While Brandon Wardell’s sumptuous lights and Chelsea Warren’s off-kilter white set aid Dorothy’s journey from sanitized mourning to unbridled desire, the duty of grounding this fairy tale falls largely on the cast’s capable shoulders. Barrie is as nimble as ever; whether dancing to alleviate the boredom of chores or wailing on the seashore to call her lover home, she lends the integrity of heartbreak to a story that could easily slide into the ridiculous. Greenberg’s laconic and oddly sexy Larry, meanwhile, walks the line between laughable and tragic.
From the Northwest Indiana Times
Rush to see ‘Mrs. Caliban’
February 19, 2010
By Carol Moore
“Mrs. Caliban,” the new production at Lifeline Theatre, is a play full of contradictions.

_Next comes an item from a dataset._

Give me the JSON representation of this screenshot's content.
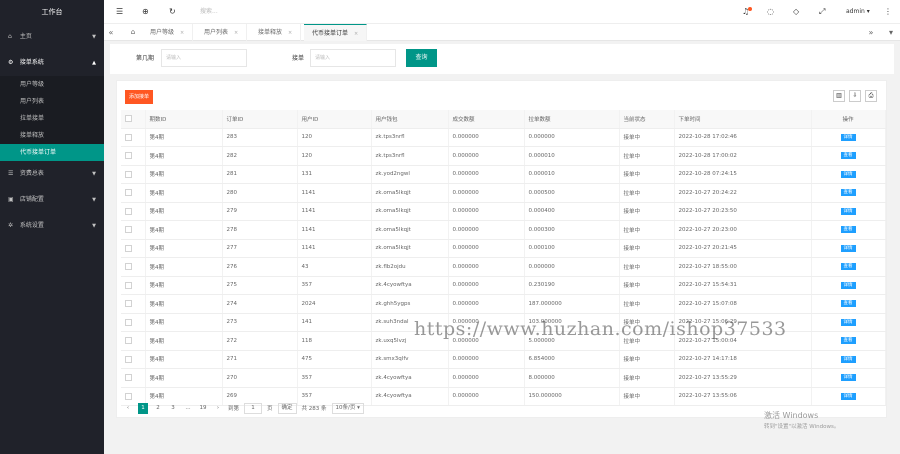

At first it seems to be about the dull realism of everyday life. Fred (Dan Granata) and Dorothy (Brenda Barrie, a native of Whiting-Robertsdale area) barely speak to one another as they get on with life. He goes to his job and his mistress. She stays home, with the radio for company. Their marriage died as a result of a tragedy — the death of their son during a routine appendectomy.
Dorothy’s best friend Estelle (Jenifer Tyler), a divorced mother of two, is looking for love, while her daughter Sandra (Monica Dionysiou) is throwing herself at Estelle’s former lover.
But then suddenly Dorothy is off on a weird — or is it magical journey — when a green sea monster who has escaped from a lab turns up in her kitchen. Although Dorothy should be afraid, she’s not — because, after all, someone called “Larry” (Peter Greenberg), who loves avocados, couldn’t really be a monster, could he? The monster is sort of gentle and kind, so Dorothy hides him in her son’s room. The monster doesn’t chase the human in this story. Instead, she is obsessed with him.
This is an enigmatic play which will keep you guessing. As my friend Karen and I left the theater, we were still trying to figure it out. If you’re a reader, Lifeline Theatre is the place for you since most of their productions are original stage adaptations of interesting books. “Mrs. Caliban,” is an adaptation of a novel by Rachel Ingalls which I’m definitely going to read.